Мюллер повернулся. Лицо его выражало удивление.
– Прости, Дик - сказал Бордман.– Но мы вооружены и вынуждены поступать так.
– У тебя что, совсем нет совести?– спросил Мюллер.
– Там, где речь идет о безопасности Земли - нет.
– Это я уже давно понял. Но я все-таки думал, что ты человек, Чарльз. Жаль, я не знал тебя лучше.
– Я бы предпочел, чтобы не возникало такой необходимости. Но что поделаешь, если я не вижу другого выхода. Пойдем с нами.
– Нет.
– Ты не можешь отказаться. Парнишка объяснил тебе всю ситуацию. Мы и так виноваты перед тобой больше, чем можем искупить. Дик, не стоит увеличивать счет. Прошу тебя.
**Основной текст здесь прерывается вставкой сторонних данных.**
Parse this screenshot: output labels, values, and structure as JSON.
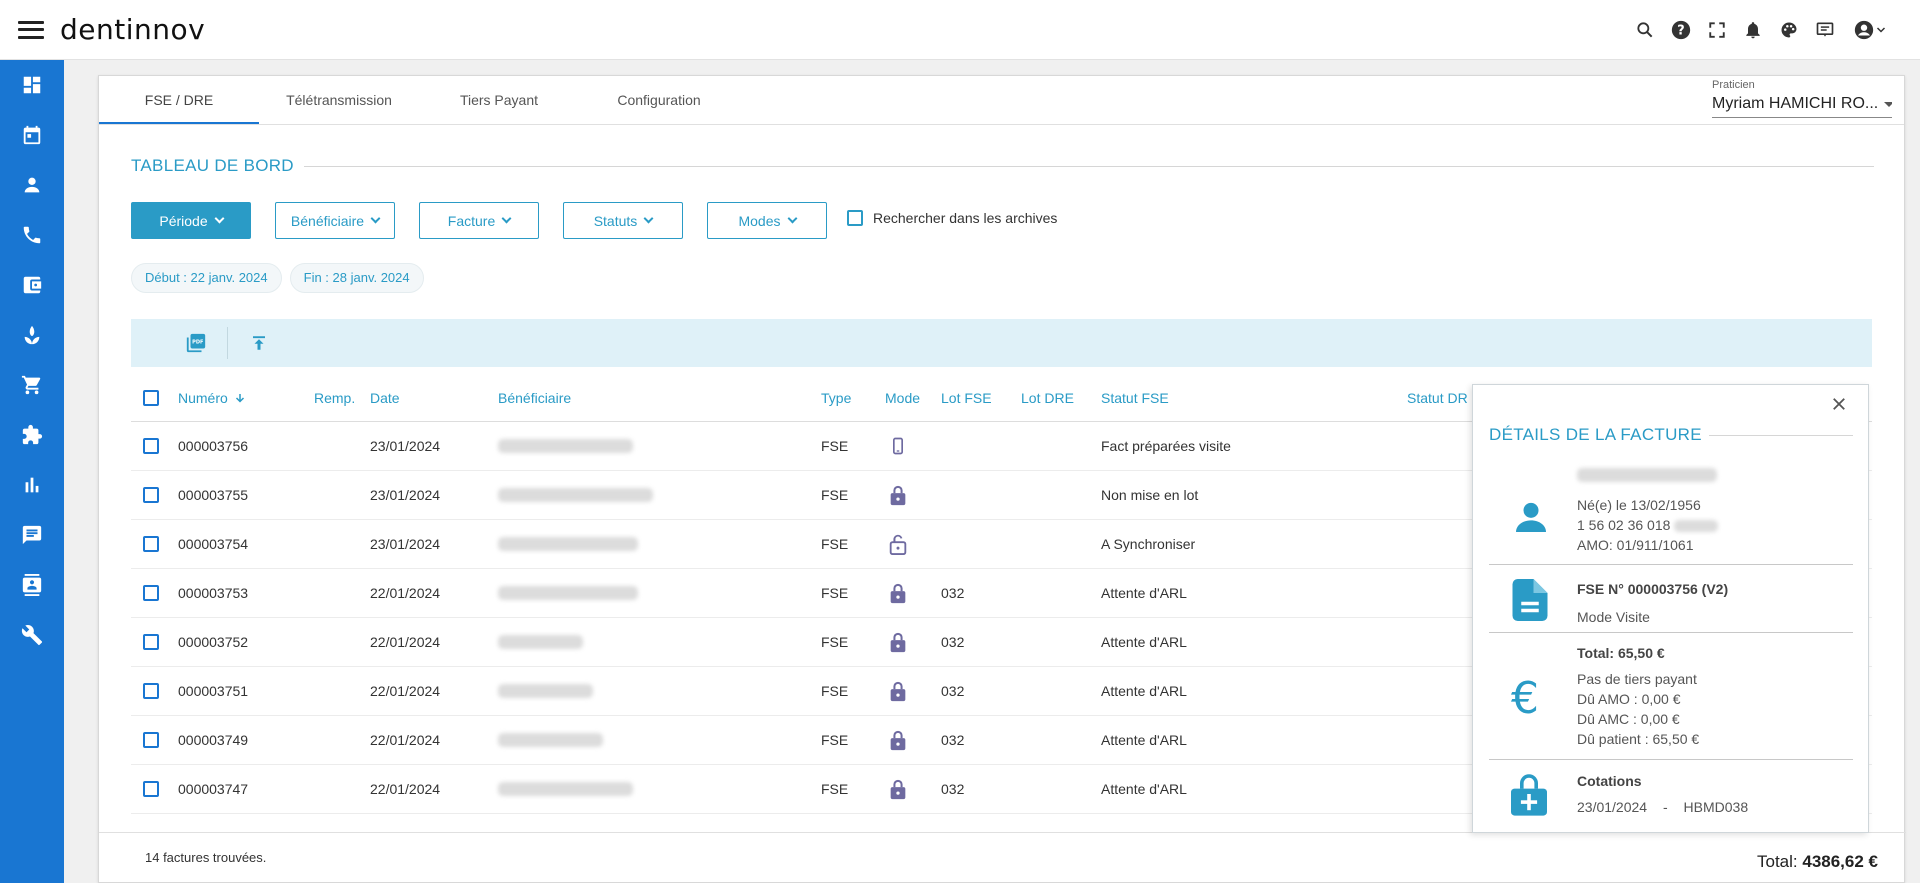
{
  "app": {
    "logo": "dentinnov"
  },
  "top_icons": [
    "search-icon",
    "help-icon",
    "fullscreen-icon",
    "bell-icon",
    "palette-icon",
    "message-board-icon",
    "account-icon",
    "chevron-down-icon"
  ],
  "sidebar": {
    "items": [
      {
        "icon": "dashboard-icon"
      },
      {
        "icon": "calendar-icon"
      },
      {
        "icon": "person-icon"
      },
      {
        "icon": "phone-icon"
      },
      {
        "icon": "wallet-icon"
      },
      {
        "icon": "spa-icon"
      },
      {
        "icon": "cart-icon"
      },
      {
        "icon": "puzzle-icon"
      },
      {
        "icon": "bar-chart-icon"
      },
      {
        "icon": "chat-icon"
      },
      {
        "icon": "contact-card-icon"
      },
      {
        "icon": "wrench-icon"
      }
    ]
  },
  "tabs": [
    {
      "label": "FSE / DRE",
      "active": true
    },
    {
      "label": "Télétransmission",
      "active": false
    },
    {
      "label": "Tiers Payant",
      "active": false
    },
    {
      "label": "Configuration",
      "active": false
    }
  ],
  "praticien": {
    "label": "Praticien",
    "value": "Myriam HAMICHI RO..."
  },
  "dashboard": {
    "title": "TABLEAU DE BORD"
  },
  "filters": {
    "periode": "Période",
    "beneficiaire": "Bénéficiaire",
    "facture": "Facture",
    "statuts": "Statuts",
    "modes": "Modes",
    "archives": "Rechercher dans les archives"
  },
  "chips": {
    "debut": "Début : 22 janv. 2024",
    "fin": "Fin : 28 janv. 2024"
  },
  "table": {
    "headers": {
      "numero": "Numéro",
      "remp": "Remp.",
      "date": "Date",
      "beneficiaire": "Bénéficiaire",
      "type": "Type",
      "mode": "Mode",
      "lot_fse": "Lot FSE",
      "lot_dre": "Lot DRE",
      "statut_fse": "Statut FSE",
      "statut_dre": "Statut DR"
    },
    "rows": [
      {
        "numero": "000003756",
        "date": "23/01/2024",
        "type": "FSE",
        "mode_icon": "mobile-icon",
        "lot_fse": "",
        "statut_fse": "Fact préparées visite"
      },
      {
        "numero": "000003755",
        "date": "23/01/2024",
        "type": "FSE",
        "mode_icon": "lock-icon",
        "lot_fse": "",
        "statut_fse": "Non mise en lot"
      },
      {
        "numero": "000003754",
        "date": "23/01/2024",
        "type": "FSE",
        "mode_icon": "lock-open-icon",
        "lot_fse": "",
        "statut_fse": "A Synchroniser"
      },
      {
        "numero": "000003753",
        "date": "22/01/2024",
        "type": "FSE",
        "mode_icon": "lock-icon",
        "lot_fse": "032",
        "statut_fse": "Attente d'ARL"
      },
      {
        "numero": "000003752",
        "date": "22/01/2024",
        "type": "FSE",
        "mode_icon": "lock-icon",
        "lot_fse": "032",
        "statut_fse": "Attente d'ARL"
      },
      {
        "numero": "000003751",
        "date": "22/01/2024",
        "type": "FSE",
        "mode_icon": "lock-icon",
        "lot_fse": "032",
        "statut_fse": "Attente d'ARL"
      },
      {
        "numero": "000003749",
        "date": "22/01/2024",
        "type": "FSE",
        "mode_icon": "lock-icon",
        "lot_fse": "032",
        "statut_fse": "Attente d'ARL"
      },
      {
        "numero": "000003747",
        "date": "22/01/2024",
        "type": "FSE",
        "mode_icon": "lock-icon",
        "lot_fse": "032",
        "statut_fse": "Attente d'ARL"
      }
    ]
  },
  "footer": {
    "count": "14 factures trouvées.",
    "total_label": "Total:",
    "total_value": "4386,62 €"
  },
  "details": {
    "title": "DÉTAILS DE LA FACTURE",
    "patient": {
      "born": "Né(e) le 13/02/1956",
      "ss": "1 56 02 36 018",
      "amo": "AMO: 01/911/1061"
    },
    "fse": {
      "title": "FSE N° 000003756 (V2)",
      "mode": "Mode Visite"
    },
    "amounts": {
      "total": "Total: 65,50 €",
      "tiers": "Pas de tiers payant",
      "amo": "Dû AMO : 0,00 €",
      "amc": "Dû AMC : 0,00 €",
      "patient": "Dû patient : 65,50 €"
    },
    "cotations": {
      "title": "Cotations",
      "date": "23/01/2024",
      "sep": "-",
      "code": "HBMD038"
    }
  },
  "colors": {
    "accent": "#2a9bc6",
    "sidebar": "#1976d2",
    "toolbar": "#dff1f8"
  }
}
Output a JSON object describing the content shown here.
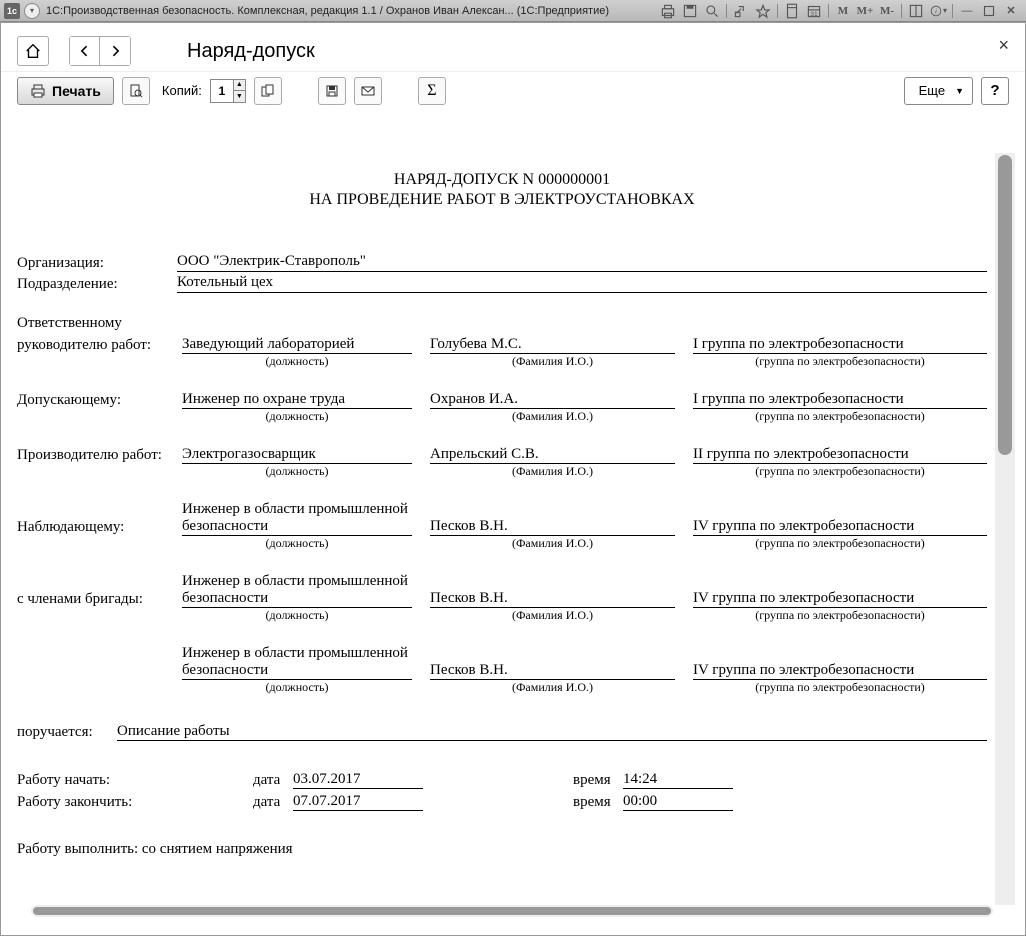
{
  "titlebar": {
    "app_icon": "1c",
    "title": "1С:Производственная безопасность. Комплексная, редакция 1.1 / Охранов Иван Алексан...   (1С:Предприятие)",
    "m1": "M",
    "m2": "M+",
    "m3": "M-"
  },
  "nav": {
    "page_title": "Наряд-допуск"
  },
  "toolbar": {
    "print_label": "Печать",
    "copies_label": "Копий:",
    "copies_value": "1",
    "more_label": "Еще",
    "help_label": "?"
  },
  "doc": {
    "title1": "НАРЯД-ДОПУСК N 000000001",
    "title2": "НА ПРОВЕДЕНИЕ РАБОТ В ЭЛЕКТРОУСТАНОВКАХ",
    "org_label": "Организация:",
    "org_value": "ООО \"Электрик-Ставрополь\"",
    "dept_label": "Подразделение:",
    "dept_value": "Котельный цех",
    "resp_label": "Ответственному",
    "sub_post": "(должность)",
    "sub_name": "(Фамилия И.О.)",
    "sub_group": "(группа по электробезопасности)",
    "rows": [
      {
        "label": "руководителю работ:",
        "post": "Заведующий лабораторией",
        "name": "Голубева М.С.",
        "group": "I группа по электробезопасности"
      },
      {
        "label": "Допускающему:",
        "post": "Инженер по охране труда",
        "name": "Охранов И.А.",
        "group": "I группа по электробезопасности"
      },
      {
        "label": "Производителю работ:",
        "post": "Электрогазосварщик",
        "name": "Апрельский С.В.",
        "group": "II группа по электробезопасности"
      },
      {
        "label": "Наблюдающему:",
        "post": "Инженер в области промышленной безопасности",
        "name": "Песков В.Н.",
        "group": "IV группа по электробезопасности"
      },
      {
        "label": "с членами бригады:",
        "post": "Инженер в области промышленной безопасности",
        "name": "Песков В.Н.",
        "group": "IV группа по электробезопасности"
      },
      {
        "label": "",
        "post": "Инженер в области промышленной безопасности",
        "name": "Песков В.Н.",
        "group": "IV группа по электробезопасности"
      }
    ],
    "task_label": "поручается:",
    "task_value": "Описание работы",
    "start_label": "Работу начать:",
    "end_label": "Работу закончить:",
    "date_label": "дата",
    "time_label": "время",
    "start_date": "03.07.2017",
    "start_time": "14:24",
    "end_date": "07.07.2017",
    "end_time": "00:00",
    "perform_label": "Работу выполнить: со снятием напряжения"
  }
}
– Я не улечу с Лемноса. Я не считаю, что у меня есть какие-то обязанности перед человечеством. Я
– Дик...
Мюллер сказал:
– В пятидесяти метрах к северу от того места, где я стою, есть яма, полная огня.. Я пойду туда. И через десять секунд не останется никакого Ричарда Мюллера. И его несчастное существование подойдет к концу, а Земля станет ничем не хуже, если бы он вообще не получил своих неприятных качеств. С какой стати мне позволять, чтобы меня для чего-то там использовали?
– Если ты хочешь умереть, - сказал Бордман, - то почему бы тебе не отложить это на пару месяцев?
– Нет, я не собираюсь работать на вас.
– Но это не детство. Последний грех, в котором бы я мог тебя заподозрить.
– Детством с моей стороны была мечта о звездах, - сказал Мюллер.– Я здесь попросту ни при чем. Что касается меня, Чарльз, это пусть эти иногалактические выродки тебя хоть живьем съедят. Ведь тебе не захотелось бы стать рабом, верно? Что-то в моем мозгу будет продолжать существовать, что-то будет кричать, молить об освобождении, но радио не перестанет диктовать тебе, что надо поднять руку, как поставить ногу. Жаль, что я до этого не доживу и не увижу. Но что бы там ни было, я иду к огненной яме. Ты не хочешь пожелать мне счастливого пути? Подойди, дай я коснусь твоего плеча. Прежде чем меня не станет, позволь я покажу тебе мою душу. В первый и последний раз. И перестану надоедать всем вам.– Мюллер дрожал. Лицо его лоснилось от пота. Верхняя губа вздрагивала.
Бордман предложил:
– По крайней мере, прогуляемся со мной в зону "Ф". Там посидим спокойно, поговорим, коньячком побалуемся.
– Посидим?– Мюллер рассмеялся.– Да ты же сбежишь. Не выдержишь.
– Мне надо поговорить с тобой.
– А я с тобой разговаривать не желаю!– категорически заявил Мюллер.
Он сделал один неловкий шаг в северо-западном направлении. Его крупное сильное тело казалось сейчас вялым и скорчившимся, словно мышцы напрасно работали под оболочкой опавшей кожи. Но он сделал следующий шаг.
Бордман наблюдал. Оттавио и Дэвис стояли от него по левую руку, Рейнольдс и Гринфилд - по правую. Между Мюллером и ямой огня. Раулинс, всеми забытый, стоял как раз напротив этой группы.
Бордман почувствовал пульсацию в висках, что-то там приливало и отливало, щекотало его извилины. Он был страшно утомлен и одновременно ощущал небывалый подъем, какого не было с ним со времен молодости. Он позволил Мюллеру сделать третий шаг к гибели. А потом небрежно щелкнул пальцами.
Гринфилд и Рейнольдс кинулись на Мюллера.
Они налетели словно коты и ухватили его за локти. Немедленно лица того и другого посерели от воздействия эманации. Мюллер, сопя, дергался и вырвался. Но уже Дэвис и Оттавио подскочили к нему. Теперь, в сгущающихся сумерках, все вместе они выглядели как группа Лаокоона - Мюллер, самый высокий из них и видимый только наполовину, пригнувшийся от этого неожиданного груза. "Было бы лучше, если бы они применили парализатор, подумал Бордман.– Но в отношении людей это бывает рискованно. Дефибриллятора у нас с собой нет".